French Tarot is played with a 78-card deck.
The deck includes four suits (hearts, diamonds, spades, clubs).
Each suit contains 14 cards: 1, 2, ..., 10, Jack, Knight, Queen, King.
There are also 21 numbered trump cards and one unnumbered Fool trump card.
Four players are dealt 18-card hands and the dog is dealt 6 cards.
Knowing that I have 5 hearts in my hand what is the probability that the other player with the most hearts has 4 hearts?
I tried:
$\dfrac{ \binom{9}{4}\cdot\binom{69}{14}}{\binom{78}{18} }=0.0916$
but I know the correct result is 0.48 (from a Tarot book which includes probability tables).

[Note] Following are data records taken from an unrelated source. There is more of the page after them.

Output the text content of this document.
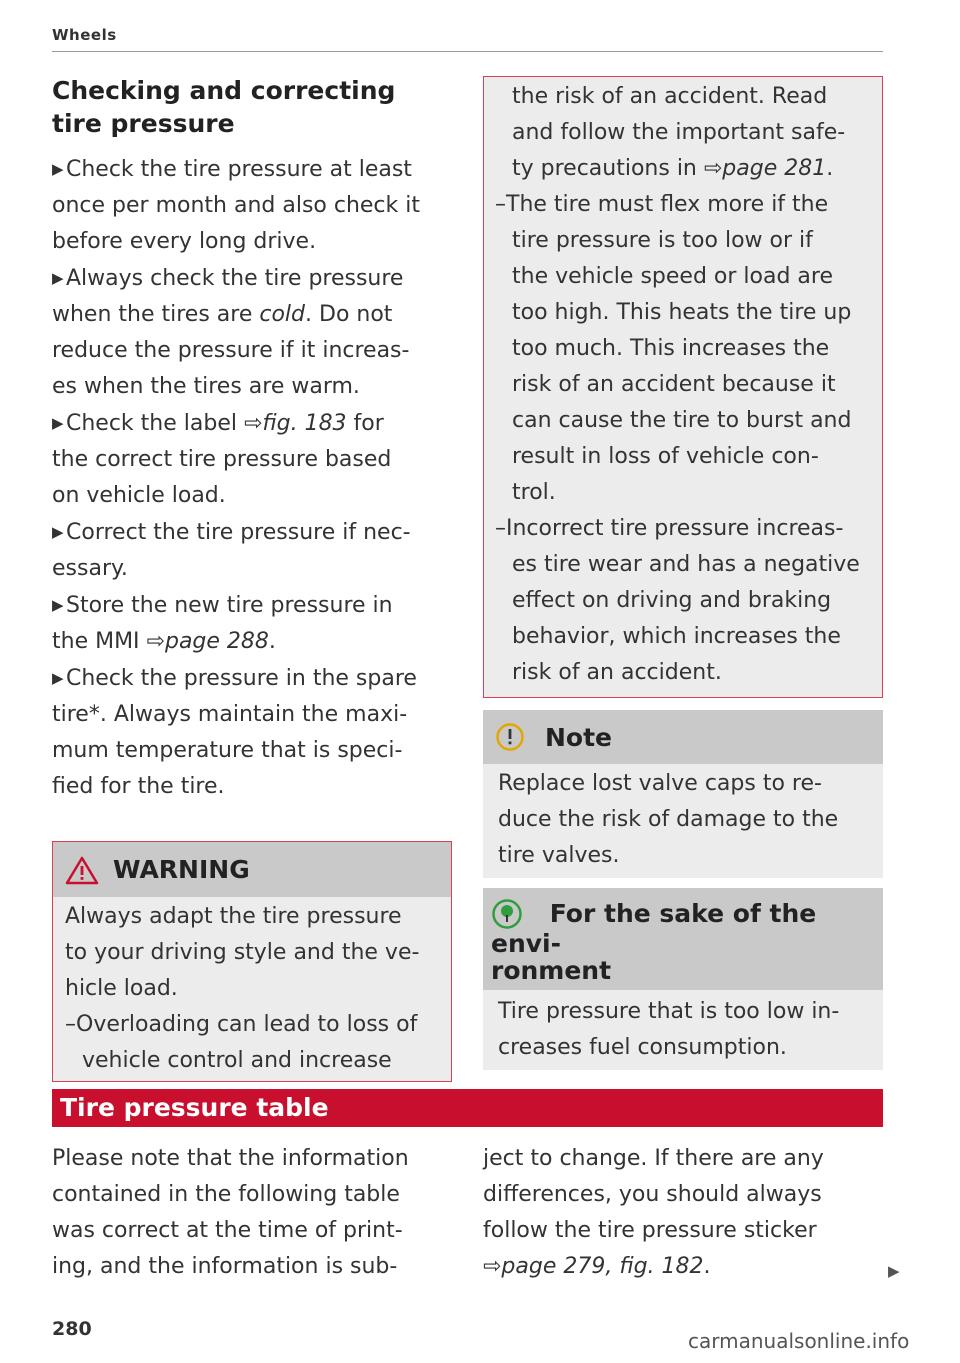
Wheels
Checking and correcting tire pressure
▶ Check the tire pressure at least
once per month and also check it
before every long drive.
▶ Always check the tire pressure
when the tires are cold. Do not
reduce the pressure if it increas-
es when the tires are warm.
▶ Check the label ⇨fig. 183 for
the correct tire pressure based
on vehicle load.
▶ Correct the tire pressure if nec-
essary.
▶ Store the new tire pressure in
the MMI ⇨page 288.
▶ Check the pressure in the spare
tire*. Always maintain the maxi-
mum temperature that is speci-
fied for the tire.
WARNING
Always adapt the tire pressure
to your driving style and the ve-
hicle load.
–Overloading can lead to loss of
vehicle control and increase
the risk of an accident. Read
and follow the important safe-
ty precautions in ⇨page 281.
–The tire must flex more if the
tire pressure is too low or if
the vehicle speed or load are
too high. This heats the tire up
too much. This increases the
risk of an accident because it
can cause the tire to burst and
result in loss of vehicle con-
trol.
–Incorrect tire pressure increas-
es tire wear and has a negative
effect on driving and braking
behavior, which increases the
risk of an accident.
Note
Replace lost valve caps to re-
duce the risk of damage to the
tire valves.
For the sake of the envi-
ronment
Tire pressure that is too low in-
creases fuel consumption.
Tire pressure table
Please note that the information
contained in the following table
was correct at the time of print-
ing, and the information is sub-
ject to change. If there are any
differences, you should always
follow the tire pressure sticker
⇨page 279, fig. 182.	▶
280	carmanualsonline.info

I think I'm failing to have the proper conditional probability for the 3 other players and the dog. Any help would be much appreciated.
Once you're dealt your hand, which is stipulated to have $5$ hearts and $13$ non-hearts, the remaining $60$-card deck consists of $9$ hearts and $51$ non-hearts. Now, let $P_{a,b,c}$ be the probability that players $A$, $B$, and $C$ are dealt exactly $a$, $b$, and $c$ hearts from that remaining deck, respectively, where $3 \le a+b+c\le 9$: $$ P_{a,b,c}=\frac{\frac{9!}{a! b! c!(9-a-b-c)!}\cdot\frac{51!}{ (18-a)! (18-b)! (18-c)! (a+b+c-3)!}}{\frac{60!}{18! 18! 18! 6!}}. $$ Here we've counted the ways to choose which hearts each player receives (subject to the $abc$-constraint), times the ways to choose which non-hearts each player receives (ditto), divided by the ways to choose the $18$-card hands independent of the $abc$-constraint.
You want the probability that one of $\{A,B,C\}$ has $4$ hearts, and none of them has more than $4$. That leaves these possibilities for $(a,b,c)$, up to permutations: $(4,0,0)$, $(4,1,0)$, $(4,1,1)$, $(4,2,0)$, $(4,2,1)$, $(4,2,2)$, $(4,3,0)$, $(4,3,1)$, $(4,3,2)$, $(4,4,0)$, $(4,4,1)$. The result is $$ \begin{eqnarray} p_4 &=& 3P_{4,0,0}+6P_{4,1,0} + 3P_{4,1,1}+6P_{4,2,0}+6P_{4,2,1} \\ &&+3P_{4,2,2}+6P_{4,3,0}+6P_{4,3,1}+6P_{4,3,2}+3P_{4,4,0}+3P_{4,4,1} \\ &\approx& 0.4720001, \end{eqnarray} $$ where the coefficients account for the number of distinct permutations of $(a,b,c)$. Similarly, to cover the remaining options: the probability that the player besides you with the most hearts has fewer than $4$ hearts is $p_{<4}\approx 0.2841916$, and the probability that he has more than $4$ hearts is $p_{>4}\approx 0.2438084$. The three options add up to $1$, as they must.